2-Indolymethanols as 4-atom-synthons in oxa-Michael reaction cascade: access to tetracyclic indoles

• Published in: Chemical communications (Cambridge, England) Vol. 57; no. 71; pp. 8921 - 8924
• Main Authors: Han, Tian-Jiao, Wang, Min-Can, Mei, Guang-Jian
• Format: Journal Article
• Language: English
• Published: CAMBRIDGE Royal Soc Chemistry 06.09.2021; Royal Society of Chemistry
• Subjects: Acceleration; Alkenes; Chemistry; Chemistry, Multidisciplinary; Crystallography; Dehydration; Hydrogen bonding; Indoles; Michael reaction; NMR; Nuclear magnetic resonance; Physical Sciences; Regioselectivity; Science & Technology; Stereoselectivity; Substrates; 2-INDOLYLMETHANOLS; CYCLOADDITION; CATALYSIS; 3-INDOLYLMETHANOLS; ATOM ECONOMY; POLYCYCLIC INDOLES; EFFICIENT SYNTHESIS; ENANTIOSELECTIVE CONSTRUCTION; DERIVATIVES; CYCLIZATION
• ISSN: 1359-7345; 1364-548X
• DOI: 10.1039/d1cc03653j

The first Brønsted acid-catalyzed oxa-Michael reaction cascade of 2-indolylmethanols with trione alkenes was accomplished.
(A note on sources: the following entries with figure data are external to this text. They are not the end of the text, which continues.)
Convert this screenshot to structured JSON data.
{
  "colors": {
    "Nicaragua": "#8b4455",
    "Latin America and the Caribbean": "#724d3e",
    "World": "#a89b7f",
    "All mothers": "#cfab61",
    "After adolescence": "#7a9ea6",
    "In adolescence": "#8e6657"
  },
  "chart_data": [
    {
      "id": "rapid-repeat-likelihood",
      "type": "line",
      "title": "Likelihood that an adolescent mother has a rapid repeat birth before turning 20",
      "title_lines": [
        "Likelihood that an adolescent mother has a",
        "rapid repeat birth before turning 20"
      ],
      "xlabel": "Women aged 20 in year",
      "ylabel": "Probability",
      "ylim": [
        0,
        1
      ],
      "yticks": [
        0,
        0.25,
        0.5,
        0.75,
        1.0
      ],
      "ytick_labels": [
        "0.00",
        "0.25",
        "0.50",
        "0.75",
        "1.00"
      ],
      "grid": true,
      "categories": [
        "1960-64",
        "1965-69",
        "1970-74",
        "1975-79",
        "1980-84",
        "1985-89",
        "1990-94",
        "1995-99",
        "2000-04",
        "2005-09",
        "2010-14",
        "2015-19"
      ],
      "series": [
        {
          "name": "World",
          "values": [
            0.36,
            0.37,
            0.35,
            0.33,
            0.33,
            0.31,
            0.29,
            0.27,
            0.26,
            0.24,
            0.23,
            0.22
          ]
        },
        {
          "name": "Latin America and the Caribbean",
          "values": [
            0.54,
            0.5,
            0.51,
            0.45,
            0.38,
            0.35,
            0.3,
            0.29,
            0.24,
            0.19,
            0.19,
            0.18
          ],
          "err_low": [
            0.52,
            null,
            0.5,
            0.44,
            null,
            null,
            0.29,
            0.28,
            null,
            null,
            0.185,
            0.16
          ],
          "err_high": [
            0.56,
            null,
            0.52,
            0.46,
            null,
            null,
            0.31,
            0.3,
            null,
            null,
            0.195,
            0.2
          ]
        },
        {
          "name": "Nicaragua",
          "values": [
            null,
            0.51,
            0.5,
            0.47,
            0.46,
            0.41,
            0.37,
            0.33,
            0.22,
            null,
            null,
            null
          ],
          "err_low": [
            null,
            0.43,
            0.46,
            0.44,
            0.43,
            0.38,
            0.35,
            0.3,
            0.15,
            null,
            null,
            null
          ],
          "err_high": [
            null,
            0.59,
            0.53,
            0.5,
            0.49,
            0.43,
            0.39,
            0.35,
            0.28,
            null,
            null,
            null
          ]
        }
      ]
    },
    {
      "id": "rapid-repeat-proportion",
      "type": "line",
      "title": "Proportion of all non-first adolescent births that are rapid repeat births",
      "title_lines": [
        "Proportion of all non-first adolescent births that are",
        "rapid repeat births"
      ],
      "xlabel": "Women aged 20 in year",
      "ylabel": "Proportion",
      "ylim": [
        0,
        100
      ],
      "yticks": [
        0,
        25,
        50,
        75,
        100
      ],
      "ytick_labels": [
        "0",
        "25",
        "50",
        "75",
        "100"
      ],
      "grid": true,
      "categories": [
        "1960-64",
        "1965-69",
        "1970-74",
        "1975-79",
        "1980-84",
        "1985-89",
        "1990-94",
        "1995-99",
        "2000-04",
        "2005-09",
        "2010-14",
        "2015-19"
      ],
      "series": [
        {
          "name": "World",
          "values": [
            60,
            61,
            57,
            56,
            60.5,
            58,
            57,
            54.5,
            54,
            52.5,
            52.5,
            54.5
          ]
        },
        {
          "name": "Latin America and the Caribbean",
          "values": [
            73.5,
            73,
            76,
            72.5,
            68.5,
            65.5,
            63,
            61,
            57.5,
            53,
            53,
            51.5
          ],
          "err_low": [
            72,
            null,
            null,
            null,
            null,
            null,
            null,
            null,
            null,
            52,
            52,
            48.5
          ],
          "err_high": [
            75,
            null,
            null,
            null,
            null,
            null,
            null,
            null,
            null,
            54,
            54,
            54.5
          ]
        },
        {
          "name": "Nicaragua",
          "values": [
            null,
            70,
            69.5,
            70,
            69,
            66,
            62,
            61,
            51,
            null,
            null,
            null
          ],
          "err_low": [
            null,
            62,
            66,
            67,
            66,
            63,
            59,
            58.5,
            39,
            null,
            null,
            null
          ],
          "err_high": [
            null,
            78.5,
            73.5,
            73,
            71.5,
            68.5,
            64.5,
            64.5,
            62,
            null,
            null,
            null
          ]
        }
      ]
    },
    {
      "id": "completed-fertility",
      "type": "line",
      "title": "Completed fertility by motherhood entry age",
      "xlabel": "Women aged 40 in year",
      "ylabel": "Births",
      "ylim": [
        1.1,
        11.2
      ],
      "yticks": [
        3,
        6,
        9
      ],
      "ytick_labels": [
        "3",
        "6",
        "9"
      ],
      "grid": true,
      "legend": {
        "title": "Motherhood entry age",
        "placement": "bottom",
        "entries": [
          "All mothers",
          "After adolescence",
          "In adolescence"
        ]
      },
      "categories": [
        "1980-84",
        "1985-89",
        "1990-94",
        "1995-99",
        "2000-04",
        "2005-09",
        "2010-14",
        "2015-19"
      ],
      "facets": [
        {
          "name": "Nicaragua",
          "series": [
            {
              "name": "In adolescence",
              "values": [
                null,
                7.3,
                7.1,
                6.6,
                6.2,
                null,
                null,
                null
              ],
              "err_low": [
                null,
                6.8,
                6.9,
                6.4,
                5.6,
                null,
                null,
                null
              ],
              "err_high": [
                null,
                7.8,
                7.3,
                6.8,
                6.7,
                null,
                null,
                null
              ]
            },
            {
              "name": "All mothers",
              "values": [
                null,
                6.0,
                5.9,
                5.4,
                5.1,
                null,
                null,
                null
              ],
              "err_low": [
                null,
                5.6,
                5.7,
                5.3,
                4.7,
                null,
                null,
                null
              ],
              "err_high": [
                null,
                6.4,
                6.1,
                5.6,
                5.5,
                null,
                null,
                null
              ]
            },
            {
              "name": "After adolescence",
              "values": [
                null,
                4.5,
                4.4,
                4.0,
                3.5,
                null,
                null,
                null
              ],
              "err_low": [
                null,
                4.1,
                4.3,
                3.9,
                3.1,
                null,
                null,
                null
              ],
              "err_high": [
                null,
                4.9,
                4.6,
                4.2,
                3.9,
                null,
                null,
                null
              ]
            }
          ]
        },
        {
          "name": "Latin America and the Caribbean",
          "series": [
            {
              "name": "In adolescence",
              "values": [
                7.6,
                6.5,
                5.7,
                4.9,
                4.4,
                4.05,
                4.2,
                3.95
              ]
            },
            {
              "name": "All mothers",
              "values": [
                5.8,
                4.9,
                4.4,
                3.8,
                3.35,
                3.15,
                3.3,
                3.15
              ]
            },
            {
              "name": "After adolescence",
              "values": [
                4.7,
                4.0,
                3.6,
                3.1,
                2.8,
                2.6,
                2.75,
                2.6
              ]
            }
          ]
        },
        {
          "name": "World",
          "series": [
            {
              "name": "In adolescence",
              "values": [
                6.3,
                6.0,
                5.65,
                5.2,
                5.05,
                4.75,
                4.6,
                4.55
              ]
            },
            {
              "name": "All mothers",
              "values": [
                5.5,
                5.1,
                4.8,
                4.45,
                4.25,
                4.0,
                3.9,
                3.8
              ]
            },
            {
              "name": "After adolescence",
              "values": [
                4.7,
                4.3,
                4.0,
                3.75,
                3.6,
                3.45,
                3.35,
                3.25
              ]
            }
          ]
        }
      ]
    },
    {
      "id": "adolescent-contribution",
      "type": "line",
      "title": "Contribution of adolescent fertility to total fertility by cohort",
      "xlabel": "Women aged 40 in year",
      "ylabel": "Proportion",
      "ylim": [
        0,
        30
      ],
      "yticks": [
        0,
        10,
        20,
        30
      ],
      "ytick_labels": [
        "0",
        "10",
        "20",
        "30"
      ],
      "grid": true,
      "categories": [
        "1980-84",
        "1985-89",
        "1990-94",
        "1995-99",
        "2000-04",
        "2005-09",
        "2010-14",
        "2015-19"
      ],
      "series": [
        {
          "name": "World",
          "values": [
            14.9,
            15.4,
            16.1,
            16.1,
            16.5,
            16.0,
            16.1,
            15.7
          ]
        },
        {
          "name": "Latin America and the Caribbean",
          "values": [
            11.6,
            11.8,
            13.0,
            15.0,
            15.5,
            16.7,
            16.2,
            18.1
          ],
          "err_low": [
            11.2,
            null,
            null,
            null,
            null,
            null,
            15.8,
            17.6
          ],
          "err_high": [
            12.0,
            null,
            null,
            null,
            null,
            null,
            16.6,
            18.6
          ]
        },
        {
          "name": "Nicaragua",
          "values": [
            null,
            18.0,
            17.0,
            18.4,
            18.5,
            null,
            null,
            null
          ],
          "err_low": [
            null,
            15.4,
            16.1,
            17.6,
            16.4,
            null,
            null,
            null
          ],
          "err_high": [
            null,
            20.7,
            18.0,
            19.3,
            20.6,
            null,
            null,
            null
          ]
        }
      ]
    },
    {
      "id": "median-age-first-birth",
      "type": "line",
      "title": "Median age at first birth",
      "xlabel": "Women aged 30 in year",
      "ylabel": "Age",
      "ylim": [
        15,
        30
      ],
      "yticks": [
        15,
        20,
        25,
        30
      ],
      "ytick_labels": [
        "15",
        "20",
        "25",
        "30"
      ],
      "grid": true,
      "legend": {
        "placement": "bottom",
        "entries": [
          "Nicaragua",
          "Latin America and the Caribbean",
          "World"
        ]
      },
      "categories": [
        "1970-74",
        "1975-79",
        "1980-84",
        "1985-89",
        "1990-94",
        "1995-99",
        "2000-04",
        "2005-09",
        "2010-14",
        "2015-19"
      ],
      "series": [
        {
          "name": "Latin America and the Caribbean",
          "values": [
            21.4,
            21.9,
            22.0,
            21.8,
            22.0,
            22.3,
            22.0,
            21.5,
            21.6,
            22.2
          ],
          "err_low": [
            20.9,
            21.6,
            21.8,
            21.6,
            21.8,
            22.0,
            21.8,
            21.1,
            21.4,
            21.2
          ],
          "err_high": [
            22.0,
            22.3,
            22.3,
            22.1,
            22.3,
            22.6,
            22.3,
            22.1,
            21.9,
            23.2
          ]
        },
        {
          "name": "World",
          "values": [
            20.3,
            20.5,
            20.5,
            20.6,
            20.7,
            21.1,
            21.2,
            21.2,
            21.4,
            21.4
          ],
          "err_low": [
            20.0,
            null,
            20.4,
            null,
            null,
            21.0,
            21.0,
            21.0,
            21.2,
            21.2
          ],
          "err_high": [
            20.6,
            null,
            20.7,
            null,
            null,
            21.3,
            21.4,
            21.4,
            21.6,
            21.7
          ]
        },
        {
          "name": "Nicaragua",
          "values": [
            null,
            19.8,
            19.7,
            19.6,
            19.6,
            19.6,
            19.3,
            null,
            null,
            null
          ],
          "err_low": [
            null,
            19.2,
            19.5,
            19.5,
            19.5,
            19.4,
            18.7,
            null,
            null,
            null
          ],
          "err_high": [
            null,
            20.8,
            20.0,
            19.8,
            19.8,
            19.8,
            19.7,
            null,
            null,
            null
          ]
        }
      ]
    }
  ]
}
By using this practical approach, a variety of tetracyclic indoles were readily created in an ordered sequence with excellent regio- and diastereoselectivity. 2-Indolylmethanols commendably served as four-atom synthons, as opposed to the common three-atom synthons in the previous literature reports. The regioselectivity issue was well handled by the employment of a strong Brønsted acid catalyst. In addition, its dual role in activation of substrates via hydrogen-bonding interaction and acceleration of subsequent intramolecular cyclization and dehydration was proposed to account for the high reaction efficiency. The first Brønsted acid-catalyzed oxa-Michael reaction cascade of 2-indolylmethanols as four-atom synthons with trione alkenes was accomplished.